Re: Internal network setting for Security monitor

eckertb · ‎04-14-2004

I've setup my internal networks for each of my sensors but when viewing reports the events are still showing up as OUT (external) when they should be IN (internal). Anything else I need to do besides annotate the IPs in MC IDS? I've rebooted all the devices including the VMS server. My filters don't work at all if the internal networks aren't recognized.. I've tried using an IP range as well as a network w/mask. Thanks for the help.

sirpa_k · ‎04-20-2004

Any update on this ?

marcabal · ‎04-20-2004

First thing to verify is that the configuration you've entered through IDS MC is making it onto the sensor.

Login to the sensor CLI.

Execute:

configure terminal

service alarm-channel-configuration virtualAlarm

tune-alarm-channel

systemVariables

show settings

You should see the list of addresses in your show settings output.
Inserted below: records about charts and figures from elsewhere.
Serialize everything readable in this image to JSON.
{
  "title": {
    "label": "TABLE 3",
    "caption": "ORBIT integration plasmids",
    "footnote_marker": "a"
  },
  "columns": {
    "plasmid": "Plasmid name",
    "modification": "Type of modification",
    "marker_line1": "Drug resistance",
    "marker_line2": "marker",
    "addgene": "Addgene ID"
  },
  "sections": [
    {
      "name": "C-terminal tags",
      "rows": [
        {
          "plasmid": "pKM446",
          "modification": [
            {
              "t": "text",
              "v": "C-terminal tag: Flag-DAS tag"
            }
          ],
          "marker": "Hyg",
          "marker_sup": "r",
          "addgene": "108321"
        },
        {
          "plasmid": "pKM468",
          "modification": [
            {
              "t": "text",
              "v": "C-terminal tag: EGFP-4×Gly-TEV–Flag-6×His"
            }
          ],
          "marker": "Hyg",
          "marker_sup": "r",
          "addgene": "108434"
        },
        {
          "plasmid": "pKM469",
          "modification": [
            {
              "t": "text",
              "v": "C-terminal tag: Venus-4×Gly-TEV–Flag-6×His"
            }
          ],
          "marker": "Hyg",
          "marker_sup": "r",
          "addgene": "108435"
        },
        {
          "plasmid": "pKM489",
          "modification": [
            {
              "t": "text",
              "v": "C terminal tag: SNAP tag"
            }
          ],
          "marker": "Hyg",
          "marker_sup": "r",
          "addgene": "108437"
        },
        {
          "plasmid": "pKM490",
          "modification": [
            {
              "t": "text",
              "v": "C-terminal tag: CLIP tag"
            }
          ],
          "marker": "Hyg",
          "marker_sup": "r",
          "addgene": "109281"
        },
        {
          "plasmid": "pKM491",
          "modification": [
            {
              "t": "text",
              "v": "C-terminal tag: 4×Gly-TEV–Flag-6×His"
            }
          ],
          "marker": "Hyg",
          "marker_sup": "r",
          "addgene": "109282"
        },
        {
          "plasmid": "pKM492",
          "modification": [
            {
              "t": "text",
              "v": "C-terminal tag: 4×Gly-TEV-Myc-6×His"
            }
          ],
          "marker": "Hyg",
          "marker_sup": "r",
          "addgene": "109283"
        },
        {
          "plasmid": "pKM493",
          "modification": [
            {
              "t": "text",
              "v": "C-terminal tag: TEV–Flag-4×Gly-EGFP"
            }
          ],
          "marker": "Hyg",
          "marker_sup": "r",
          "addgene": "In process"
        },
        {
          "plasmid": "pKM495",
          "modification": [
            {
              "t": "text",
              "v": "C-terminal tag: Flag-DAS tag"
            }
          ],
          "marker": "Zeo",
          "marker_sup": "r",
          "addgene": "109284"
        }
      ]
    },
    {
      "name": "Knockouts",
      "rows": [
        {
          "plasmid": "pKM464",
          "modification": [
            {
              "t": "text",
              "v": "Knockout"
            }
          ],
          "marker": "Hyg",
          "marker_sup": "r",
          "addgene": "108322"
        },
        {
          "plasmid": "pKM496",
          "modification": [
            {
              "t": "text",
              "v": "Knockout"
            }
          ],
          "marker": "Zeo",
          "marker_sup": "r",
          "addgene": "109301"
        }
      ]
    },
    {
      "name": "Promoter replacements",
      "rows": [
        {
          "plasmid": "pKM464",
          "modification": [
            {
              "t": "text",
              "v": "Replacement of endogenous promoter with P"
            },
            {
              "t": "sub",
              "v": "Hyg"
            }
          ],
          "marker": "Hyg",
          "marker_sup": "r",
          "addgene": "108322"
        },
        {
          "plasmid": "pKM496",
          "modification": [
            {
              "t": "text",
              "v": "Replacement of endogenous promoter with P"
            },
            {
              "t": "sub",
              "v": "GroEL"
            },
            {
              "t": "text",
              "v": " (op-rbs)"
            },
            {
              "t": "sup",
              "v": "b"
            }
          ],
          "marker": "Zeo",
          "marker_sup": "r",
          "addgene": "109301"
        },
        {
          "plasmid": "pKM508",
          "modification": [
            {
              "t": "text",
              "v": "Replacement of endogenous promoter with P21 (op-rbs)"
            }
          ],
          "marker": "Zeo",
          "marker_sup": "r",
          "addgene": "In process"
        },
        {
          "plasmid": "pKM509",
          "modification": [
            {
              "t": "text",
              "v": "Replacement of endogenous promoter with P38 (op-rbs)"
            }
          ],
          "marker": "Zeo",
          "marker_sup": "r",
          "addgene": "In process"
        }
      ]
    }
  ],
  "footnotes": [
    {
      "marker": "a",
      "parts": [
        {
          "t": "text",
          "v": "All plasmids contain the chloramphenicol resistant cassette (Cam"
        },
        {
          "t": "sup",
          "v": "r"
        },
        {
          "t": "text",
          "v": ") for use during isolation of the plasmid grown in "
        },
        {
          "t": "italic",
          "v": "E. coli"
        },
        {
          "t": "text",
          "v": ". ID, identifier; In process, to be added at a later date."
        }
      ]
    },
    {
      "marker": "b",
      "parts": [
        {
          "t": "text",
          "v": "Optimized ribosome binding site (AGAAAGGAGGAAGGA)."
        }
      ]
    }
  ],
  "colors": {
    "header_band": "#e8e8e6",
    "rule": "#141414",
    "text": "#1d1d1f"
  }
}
If they don't show up, then check your IDS MC. Verify that the IDS MC pushed the configuration without any errors.

If the addresses do show up then exit back to the main CLI mode.

Then execute "show events alert".

Look at the events reported by the CLI to verify if the addresses are being properly marked in the CLI.

If they are being properly marked in the CLI then your configuration is correct. Reverify what is being seen in Security Monitor.

If they are being marked as OUT in the CLI then are you willing to paste examples in a response?

We would need the output from "show settings" and a copy of the alert from the "show events alert" output.

I can take a look to see if there may be a configuration error that is not being detected, or if we have a sensor bug.